Well done in completing Week Two of my Beginner’s Yoga Class.
Hopefully you can see a little progression in your learning this week and the more you repeat something the more you can enjoy it. Things become slightly less effortful and you can really switch off from the world for the 60 minutes you practice and start to relax.
Sanskrit Word of the Week:
Surya Namaskar -Sun Salutation
What is it: A Sun Salutation is a set of 12 poses performed in a set sequence moving with your breath. There are two main versions.
Sun Salutation ‘A’ begins in Tadasana (Mountain Pose) and incorporates Adho Mukha Svanasana and Urdhva Mukha Svanasana (Downward and Upward Dog). Sun Salutation ‘B’ is slightly longer and starts with Utkatasana (Chair Pose) and also includes Virabhadrasana I (Warrior I). It a traditional sequence going back many 1000’s of years and was used as a worship to the sun. Each style of yoga has a slightly different take on the traditional Surya Namaskar and because of its highly technical and athletic requirements, you will often find modified versions of the sequence in most yoga classes.
In our beginner’s course we use a variation of the Sun Salutation to warm the body up after a short mobilisation phase.
Yoga Style of the Week
Vinyasa Flow stems from Hatha Yoga. It is slightly faster paced and the movements are linked together in a sequence of the instructors creativity. Vinyasa Flow will often use Sun Salutations to link asana’s together and can be quite strenuous. This type of yoga can sometimes be called Power Yoga to indicate its speed and energy. This type of yoga can be quite effortful, which some people need for their body to be able to get into their mind. Have you ever heard someone say ‘I need to sweat it out?’
In my Beginner’s Yoga Course, we really delve deep into the asana’s which will leave you more than capable to enjoy a vinyasa class if your energy levels wish to.
Although this is not my favourite style, I do like Vinyasa Flow and find it challenges my body and mind. Trying to connect to my breath when moving from one asana to another in quick concession is enough to get me sweating!
NB: The faster the class, doesn’t necessarily mean its more advanced.
Did You Know?
The Psoas Muscle is a tight, rope like muscle that connects the lower spine (in the back of your body) to the front of your legs (on the front of your body). It is a deep core muscle that initiates all of our movements and is pivotal in the Fight-Or-Flight response built into our bodies. In the western world, our bodies are almost always in some kind of constant stress, triggering our Fight-Or-Flight response to always be turned on (to some degree).

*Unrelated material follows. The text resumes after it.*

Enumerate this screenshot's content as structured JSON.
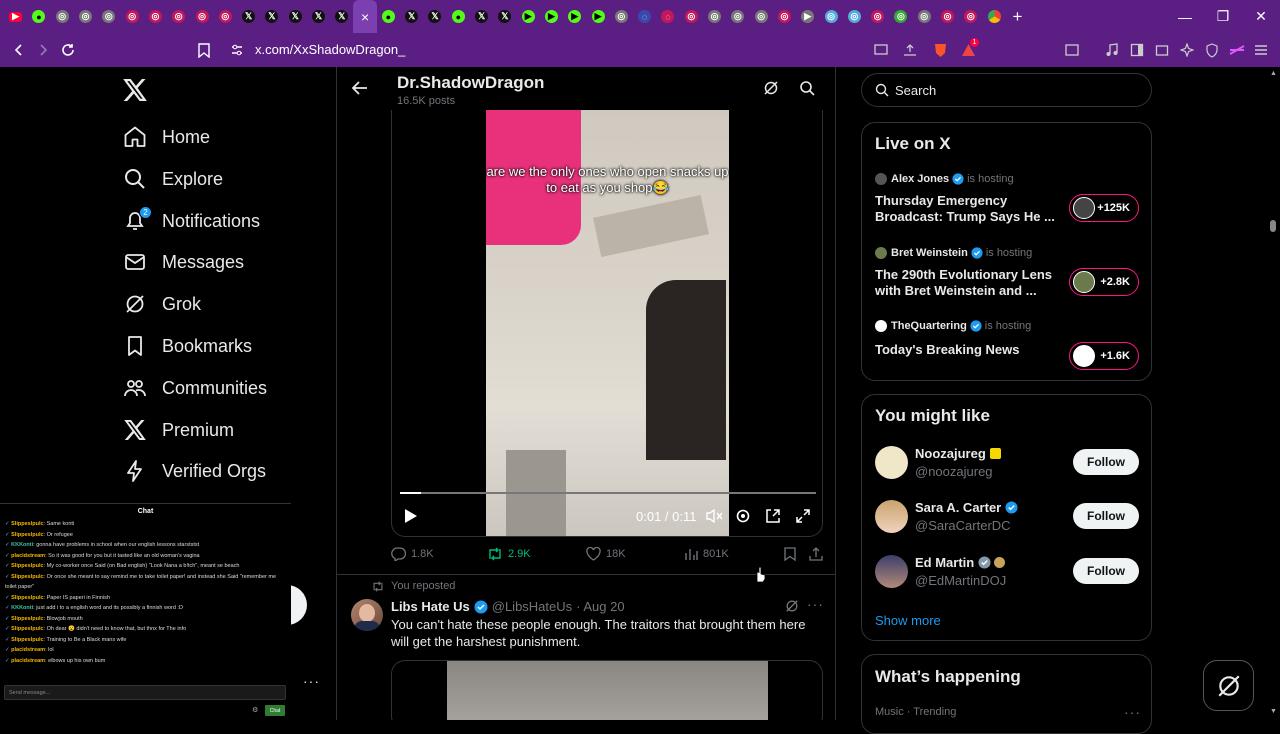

This constant Fight-Or-Flight state, along with the prolonged sitting lifestyle the majority of us have, means that our Psoas Muscle can become extremely short and tight.
Because of its relation to the Fight-Or-Flight response (which we usually trigger when we are fearful) it is said the Psoas Muscle is where we hide fear. The process of opening up the Psoas and stretching it out can give us a chance to shed our fears and release our body’s stress.
This weeks main poses were the same as week 1 so if you would like to see them again visit my Week One Blog here
Below are some variations of the poses we have already covered that you may wish to try because a) it may feel better in your body and/or b) you want to try a different variation of the pose.
Half Side Plank
- Using a brick/book can lift the torso higher so there is less weight through the bottom wrist
- Lifting the torso higher can help to create and feel spacious on the underside of the body, keeping the side body nice and long.
Great for anyone with wrist injuries, weakness or tightness.
- Weight through the knees, feet and hands. Lower body taking more weight than the upper body.
- Limiting the stretch in the legs can help to focus on a good shape for the upper body.
A great alternative to Downward Dog. Can be less effortful in arms and legs and may be a position you can feel comfortable to rest in.
The longer we practice yoga the more mobile and stronger we become, yet these variations are always nice to visit regardless of strength and flexibility. We are able to explore different parts of the pose that were previously hidden to us.